Body of Well-Known Toulon Boy Laid to Rest Here Yesterday
Another tragedy in which a Toulon
man was a participant occurred last Saturday morning in Virginia when Walter
Catton shot himself. The details of the affair have not yet been received so
that no one can tell just what occurred. A telegram which was received stated
that a letter was following but up to this morning it had not yet been received.
The first that was received came
to Franklin Catton Saturday morning and was sent from Fortress, Virginia by Fred
L. Perry, formerly of Toulon and for whom Catton was working. It stated, "Your
brother Walter shot himself at 5:40 this morning. Must have died instantly. Wire
A later telegram from Glenn
Hodges stated when the body was started on its way and this said that a letter
would follow. The body reached here yesterday morning but the letter has not yet
come as he doubtless took a little more time to write it and get it started.
The coroner's verdict which came
with the body merely stated that the death was caused by a gun shot wound, self
inflicted. From the looks of the body the shot evidently entered under the chin
and and came out the top of the head. It is difficult to tell whether it was
from a shotgun or a rifle, but it looked more like a rifle shot. The face was
more or less scratched as if it might have taken place in a thicket or bunch of
bushes or possibly on the ground where there was a supply of gravel.
No one can imagine what may have
led to the shooting. Letters received by the family and friends recently seemed
to indicate that he was cheerful and contented. It is not known that he had any
particular troubles that might bring about such an act and it may never be known
what led to it.
Along early in January, Walter,
in company with Sidney Winans and Ted Perry drove to Virginia in the Perry car.
He took with him his surveying instruments and he and Perry expected to do some
tilling and surveying down there. A number of Toulon people are in the vicinity
of Norfolk and although some of them are separated by a few miles they are all
close enough together so that they often see each other.
Until more information is
received, it is impossible to know just what took place down there and it may be
that there will be nothing more known when letters do get through.
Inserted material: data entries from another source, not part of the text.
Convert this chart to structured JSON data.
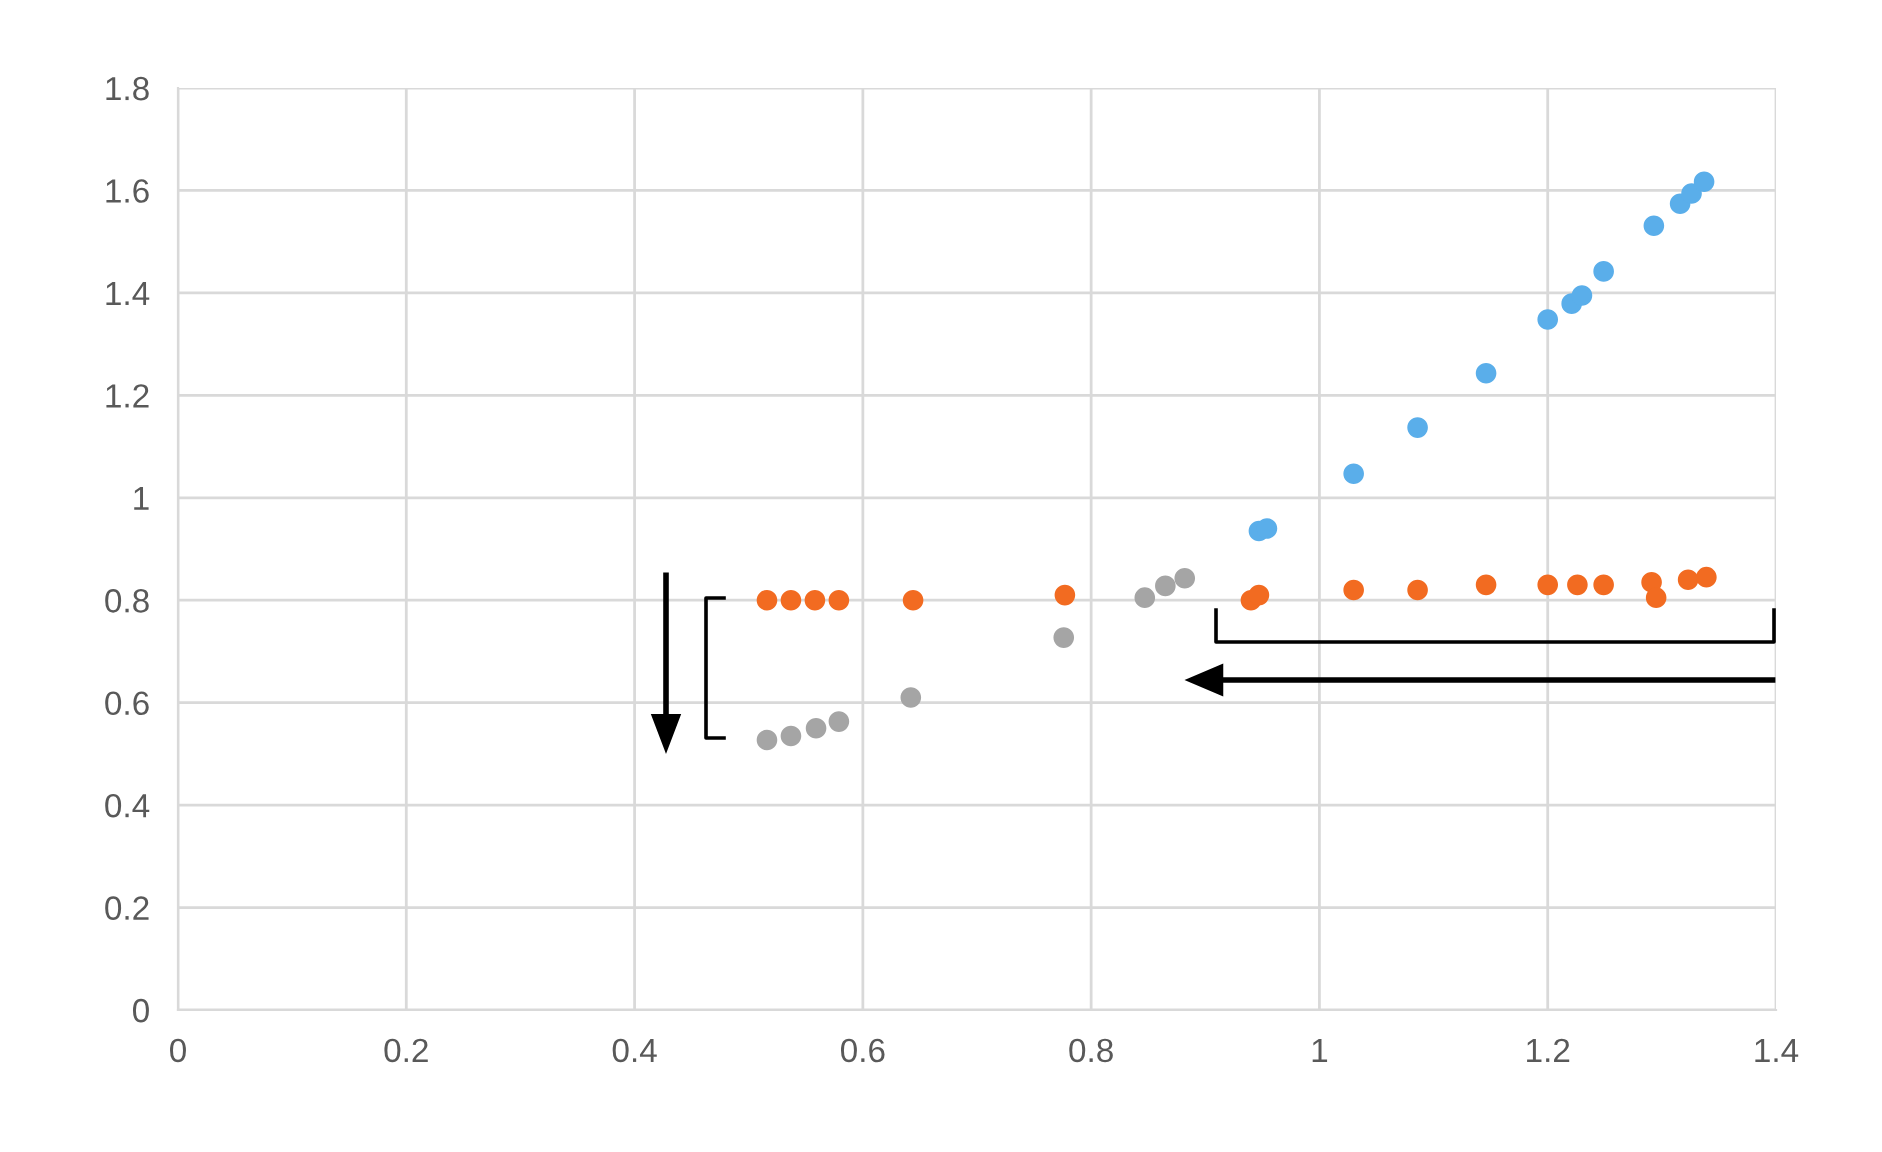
{
  "chart_data": {
    "type": "scatter",
    "xlim": [
      0,
      1.4
    ],
    "ylim": [
      0,
      1.8
    ],
    "xticks": [
      0,
      0.2,
      0.4,
      0.6,
      0.8,
      1,
      1.2,
      1.4
    ],
    "yticks": [
      0,
      0.2,
      0.4,
      0.6,
      0.8,
      1,
      1.2,
      1.4,
      1.6,
      1.8
    ],
    "grid": true,
    "marker": "circle",
    "series": [
      {
        "color": "#5aaeea",
        "x": [
          0.947,
          0.954,
          1.03,
          1.086,
          1.146,
          1.2,
          1.221,
          1.23,
          1.249,
          1.293,
          1.316,
          1.326,
          1.337
        ],
        "values": [
          0.935,
          0.94,
          1.047,
          1.137,
          1.243,
          1.348,
          1.379,
          1.395,
          1.442,
          1.531,
          1.574,
          1.594,
          1.617
        ]
      },
      {
        "color": "#f26b21",
        "x": [
          0.516,
          0.537,
          0.558,
          0.579,
          0.644,
          0.777,
          0.94,
          0.947,
          1.03,
          1.086,
          1.146,
          1.2,
          1.226,
          1.249,
          1.291,
          1.295,
          1.323,
          1.339
        ],
        "values": [
          0.8,
          0.8,
          0.8,
          0.8,
          0.8,
          0.81,
          0.8,
          0.81,
          0.82,
          0.82,
          0.83,
          0.83,
          0.83,
          0.83,
          0.835,
          0.805,
          0.84,
          0.845
        ]
      },
      {
        "color": "#a5a5a5",
        "x": [
          0.516,
          0.537,
          0.559,
          0.579,
          0.642,
          0.776,
          0.847,
          0.865,
          0.882
        ],
        "values": [
          0.527,
          0.535,
          0.55,
          0.563,
          0.61,
          0.727,
          0.805,
          0.828,
          0.843
        ]
      }
    ]
  }
}
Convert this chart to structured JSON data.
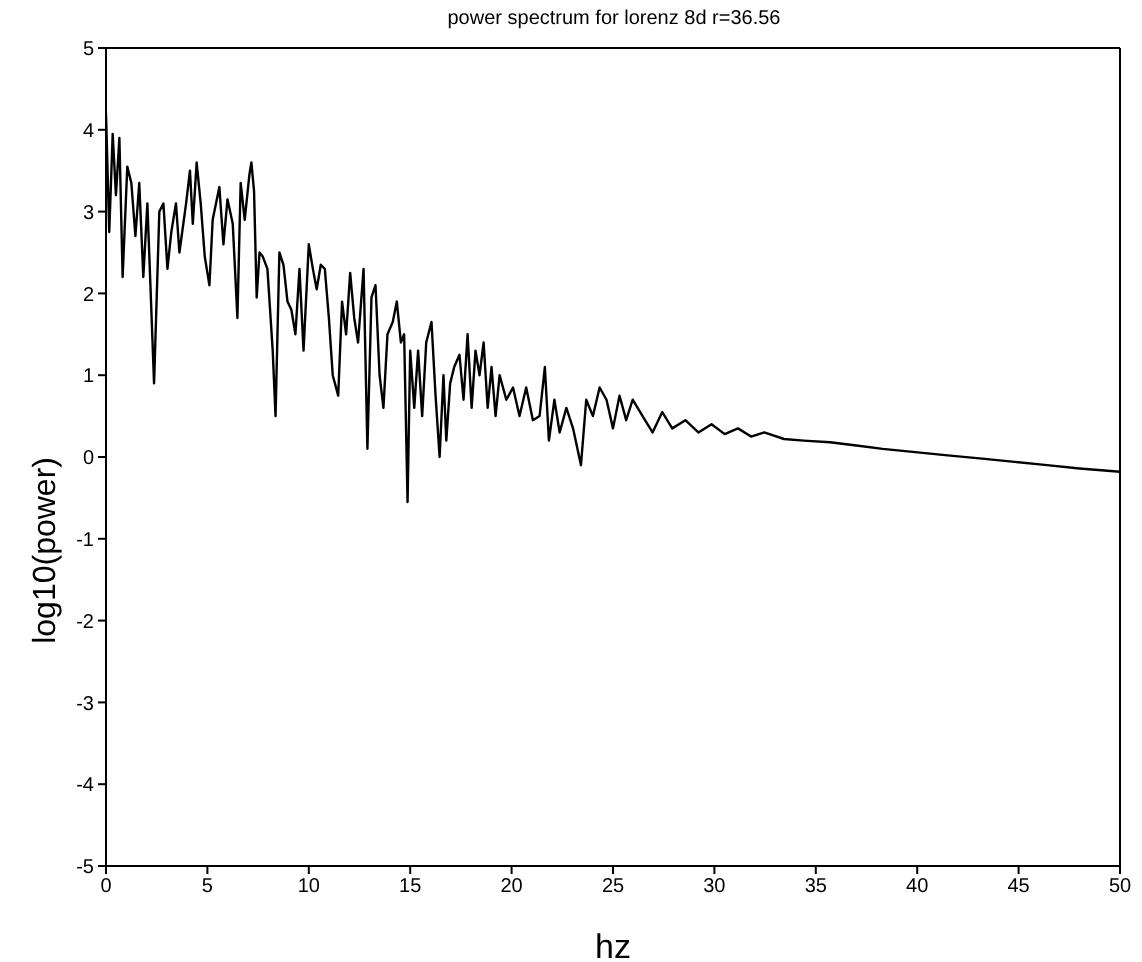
{
  "chart_data": {
    "type": "line",
    "title": "power spectrum for lorenz 8d r=36.56",
    "xlabel": "hz",
    "ylabel": "log10(power)",
    "xlim": [
      0,
      50
    ],
    "xticks": [
      0,
      5,
      10,
      15,
      20,
      25,
      30,
      35,
      40,
      45,
      50
    ],
    "ylim": [
      -5,
      5
    ],
    "yticks": [
      -5,
      -4,
      -3,
      -2,
      -1,
      0,
      1,
      2,
      3,
      4,
      5
    ],
    "grid": false,
    "legend": false,
    "marker": "none",
    "line_style": "solid",
    "series": [
      {
        "color": "#000000",
        "x": [
          0,
          0.16,
          0.33,
          0.49,
          0.66,
          0.82,
          1.05,
          1.25,
          1.45,
          1.64,
          1.84,
          2.04,
          2.37,
          2.63,
          2.83,
          3.03,
          3.22,
          3.45,
          3.62,
          3.95,
          4.14,
          4.28,
          4.47,
          4.67,
          4.87,
          5.1,
          5.26,
          5.59,
          5.79,
          5.99,
          6.25,
          6.48,
          6.64,
          6.84,
          7.07,
          7.17,
          7.3,
          7.43,
          7.57,
          7.73,
          7.96,
          8.22,
          8.36,
          8.55,
          8.75,
          8.95,
          9.14,
          9.34,
          9.54,
          9.74,
          10.0,
          10.2,
          10.39,
          10.59,
          10.79,
          10.99,
          11.18,
          11.45,
          11.64,
          11.84,
          12.04,
          12.24,
          12.43,
          12.7,
          12.89,
          13.09,
          13.29,
          13.49,
          13.68,
          13.88,
          14.14,
          14.34,
          14.54,
          14.7,
          14.87,
          15.0,
          15.2,
          15.39,
          15.59,
          15.79,
          16.05,
          16.25,
          16.45,
          16.64,
          16.78,
          16.97,
          17.17,
          17.43,
          17.63,
          17.83,
          18.03,
          18.22,
          18.42,
          18.62,
          18.82,
          19.01,
          19.21,
          19.41,
          19.74,
          20.07,
          20.39,
          20.72,
          21.05,
          21.38,
          21.64,
          21.84,
          22.11,
          22.37,
          22.7,
          23.03,
          23.42,
          23.68,
          24.01,
          24.34,
          24.68,
          25.0,
          25.32,
          25.65,
          25.97,
          26.46,
          26.95,
          27.43,
          27.92,
          28.57,
          29.21,
          29.86,
          30.51,
          31.16,
          31.81,
          32.46,
          33.43,
          34.4,
          35.7,
          37.0,
          38.3,
          39.9,
          41.5,
          43.2,
          44.8,
          46.4,
          48.0,
          50
        ],
        "values": [
          4.2,
          2.75,
          3.95,
          3.2,
          3.9,
          2.2,
          3.55,
          3.35,
          2.7,
          3.35,
          2.2,
          3.1,
          0.9,
          3.0,
          3.1,
          2.3,
          2.75,
          3.1,
          2.5,
          3.1,
          3.5,
          2.85,
          3.6,
          3.1,
          2.45,
          2.1,
          2.9,
          3.3,
          2.6,
          3.15,
          2.85,
          1.7,
          3.35,
          2.9,
          3.45,
          3.6,
          3.25,
          1.95,
          2.5,
          2.45,
          2.3,
          1.3,
          0.5,
          2.5,
          2.35,
          1.9,
          1.8,
          1.5,
          2.3,
          1.3,
          2.6,
          2.3,
          2.05,
          2.35,
          2.3,
          1.7,
          1.0,
          0.75,
          1.9,
          1.5,
          2.25,
          1.7,
          1.4,
          2.3,
          0.1,
          1.95,
          2.1,
          1.0,
          0.6,
          1.5,
          1.65,
          1.9,
          1.4,
          1.5,
          -0.55,
          1.3,
          0.6,
          1.3,
          0.5,
          1.4,
          1.65,
          0.75,
          0.0,
          1.0,
          0.2,
          0.9,
          1.1,
          1.25,
          0.7,
          1.5,
          0.6,
          1.3,
          1.0,
          1.4,
          0.6,
          1.1,
          0.5,
          1.0,
          0.7,
          0.85,
          0.5,
          0.85,
          0.45,
          0.5,
          1.1,
          0.2,
          0.7,
          0.3,
          0.6,
          0.35,
          -0.1,
          0.7,
          0.5,
          0.85,
          0.7,
          0.35,
          0.75,
          0.45,
          0.7,
          0.5,
          0.3,
          0.55,
          0.35,
          0.45,
          0.3,
          0.4,
          0.28,
          0.35,
          0.25,
          0.3,
          0.22,
          0.2,
          0.18,
          0.14,
          0.1,
          0.06,
          0.02,
          -0.02,
          -0.06,
          -0.1,
          -0.14,
          -0.18
        ]
      }
    ]
  }
}
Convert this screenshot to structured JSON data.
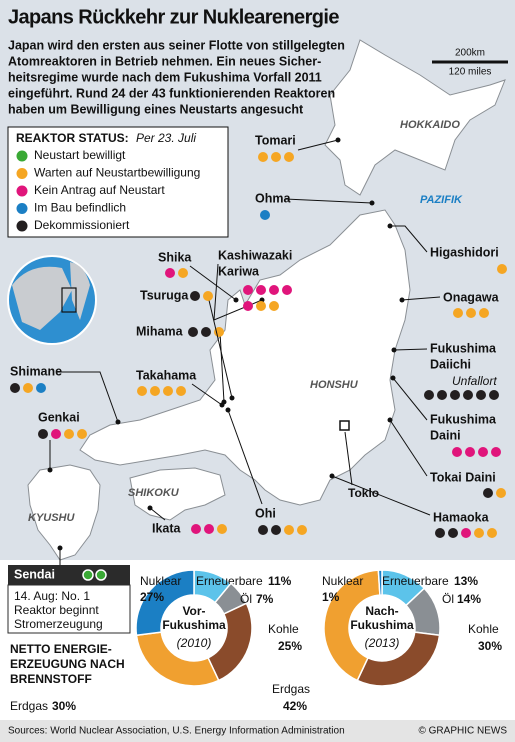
{
  "title": "Japans Rückkehr zur Nuklearenergie",
  "intro": [
    "Japan wird den ersten aus seiner Flotte von stillgelegten",
    "Atomreaktoren in Betrieb nehmen. Ein neues Sicher-",
    "heitsregime wurde nach dem Fukushima Vorfall 2011",
    "eingeführt. Rund 24 der 43 funktionierenden Reaktoren",
    "haben um Bewilligung eines Neustarts angesucht"
  ],
  "scale": {
    "km": "200km",
    "miles": "120 miles"
  },
  "legend": {
    "title": "REAKTOR STATUS:",
    "date": "Per 23. Juli",
    "items": [
      {
        "label": "Neustart bewilligt",
        "color": "#3aa935"
      },
      {
        "label": "Warten auf Neustartbewilligung",
        "color": "#f5a623"
      },
      {
        "label": "Kein Antrag auf Neustart",
        "color": "#e0157b"
      },
      {
        "label": "Im Bau befindlich",
        "color": "#1b7fc4"
      },
      {
        "label": "Dekommissioniert",
        "color": "#231f20"
      }
    ]
  },
  "regions": [
    "HOKKAIDO",
    "PAZIFIK",
    "HONSHU",
    "SHIKOKU",
    "KYUSHU"
  ],
  "city": "Toklo",
  "sites": [
    {
      "name": [
        "Tomari"
      ],
      "reactors": [
        1,
        1,
        1
      ]
    },
    {
      "name": [
        "Ohma"
      ],
      "reactors": [
        3
      ]
    },
    {
      "name": [
        "Higashidori"
      ],
      "reactors": [
        1
      ]
    },
    {
      "name": [
        "Onagawa"
      ],
      "reactors": [
        1,
        1,
        1
      ]
    },
    {
      "name": [
        "Fukushima",
        "Daiichi"
      ],
      "note": "Unfallort",
      "reactors": [
        4,
        4,
        4,
        4,
        4,
        4
      ]
    },
    {
      "name": [
        "Fukushima",
        "Daini"
      ],
      "reactors": [
        2,
        2,
        2,
        2
      ]
    },
    {
      "name": [
        "Tokai Daini"
      ],
      "reactors": [
        4,
        1
      ]
    },
    {
      "name": [
        "Hamaoka"
      ],
      "reactors": [
        4,
        4,
        2,
        1,
        1
      ]
    },
    {
      "name": [
        "Ohi"
      ],
      "reactors": [
        4,
        4,
        1,
        1
      ]
    },
    {
      "name": [
        "Ikata"
      ],
      "reactors": [
        2,
        2,
        1
      ]
    },
    {
      "name": [
        "Genkai"
      ],
      "reactors": [
        4,
        2,
        1,
        1
      ]
    },
    {
      "name": [
        "Shimane"
      ],
      "reactors": [
        4,
        1,
        3
      ]
    },
    {
      "name": [
        "Takahama"
      ],
      "reactors": [
        1,
        1,
        1,
        1
      ]
    },
    {
      "name": [
        "Mihama"
      ],
      "reactors": [
        4,
        4,
        1
      ]
    },
    {
      "name": [
        "Tsuruga"
      ],
      "reactors": [
        4,
        1
      ]
    },
    {
      "name": [
        "Shika"
      ],
      "reactors": [
        2,
        1
      ]
    },
    {
      "name": [
        "Kashiwazaki",
        "Kariwa"
      ],
      "reactors": [
        2,
        2,
        2,
        2,
        2,
        1,
        1
      ]
    },
    {
      "name": [
        "Sendai"
      ],
      "reactors": [
        0,
        0
      ]
    }
  ],
  "sendai_note": [
    "14. Aug: No. 1",
    "Reaktor beginnt",
    "Stromerzeugung"
  ],
  "energy_title": [
    "NETTO ENERGIE-",
    "ERZEUGUNG NACH",
    "BRENNSTOFF"
  ],
  "chart_data": [
    {
      "type": "pie",
      "title": [
        "Vor-",
        "Fukushima"
      ],
      "subtitle": "(2010)",
      "categories": [
        "Erneuerbare",
        "Öl",
        "Kohle",
        "Erdgas",
        "Nuklear"
      ],
      "colors": [
        "#5cc3ea",
        "#8a8f94",
        "#8a4b2b",
        "#f0a030",
        "#1b7fc4"
      ],
      "values": [
        11,
        7,
        25,
        30,
        27
      ],
      "value_labels": [
        "11%",
        "7%",
        "25%",
        "30%",
        "27%"
      ]
    },
    {
      "type": "pie",
      "title": [
        "Nach-",
        "Fukushima"
      ],
      "subtitle": "(2013)",
      "categories": [
        "Erneuerbare",
        "Öl",
        "Kohle",
        "Erdgas",
        "Nuklear"
      ],
      "colors": [
        "#5cc3ea",
        "#8a8f94",
        "#8a4b2b",
        "#f0a030",
        "#1b7fc4"
      ],
      "values": [
        13,
        14,
        30,
        42,
        1
      ],
      "value_labels": [
        "13%",
        "14%",
        "30%",
        "42%",
        "1%"
      ]
    }
  ],
  "sources": "Sources: World Nuclear Association, U.S. Energy Information Administration",
  "credit": "© GRAPHIC NEWS"
}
The news was
a great shock to the members of the family who have the sympathy of the whole
Walter was a fine young man and
was held in the highest esteem by all.
The following sketch of his life
was read at the funeral service.
"Walter Clark Catton, eldest son
of Arthur H. and Anna M. Catton was born at West Jersey, Illinois, February 17,
1889 and died at Hickory, Virginia, April 30, 1921.
When but a few months old he
moved with his family to Toulon where he has since made his home. Here he
received his education in the public school, graduating with the class of 1905.
He became a member of the Congregational church under the pastorate of the
Reverend G. A. Rexford.
During his service in the World
War he was located at Laredo, Texas for several months, later he was transferred
to the Officers' Training School, Camp Zachary Taylor, Louisville, Kentucky,
from whence he was discharged after the armistice.
He was a member of Toulon Lodge
No. 93, Ancient Free & Accepted Masons, a member of the Order of the Eastern
Star, Chapter N. 10 and of the local post of the American Legion. He was a man
who loved his home, a kind and affectionate son and brother, a true friend, a
delightful companion to those who knew him best, in his service to his country,
a soldier in the highest sense of the word.
He made his work a success
because he studied his profession and put into practice the result of that
study, and to the successful outcome of his work the many who employed him bear
Besides his parents there are
left to mourn his loss, his sisters, Mrs. A. D. Alldredge, Edelstein, Illinois;
Mrs. William F. Munro, Griswold, Iowa; and his brother Franklin and family of
Toulon and brother Miles, at home, also many relatives and friends.
The funeral services were held
yesterday afternoon at 2 o'clock in the Congregational church which was taxed to
its capacity with the relatives and friends of the deceased. The members of
Toulon Lodge No. 93, A. F. & A. M., Toulon Chapter No. 10, O. E. S. and the
American Legion attended as organizations. The services were in charge of
Reverend C. A. Parmiter, of Kewaunee, former pastor of the Toulon Congregational
church, and he was assisted by Reverend M. J. Norton.
The music was furnished by a
quartet consisting of Mrs. E. H. Lloyd, Mrs. Grace Brace, G. S. Walker, and H.
W. Lloyd, who sang, "In The Hour of Trial," "In Thy Love, O God," and "They'll
Be No Tears In Paradise." Mis Irene Nowlan accompanied them on the organ.
The bearers were Masons who had
been close friends of Walter's. They were Carl Vansickle, Forrest Scott (DePue),
W. S. Newton, Eugene Rennick, Lee Stillman and William Lehman. There were many
very beautiful floral offerings which testified to the love and respect of many
for the one who is gone. The Masons had charge of the service at the cemetery
and used the regular ceremony. The interment was in the Toulon cemetery.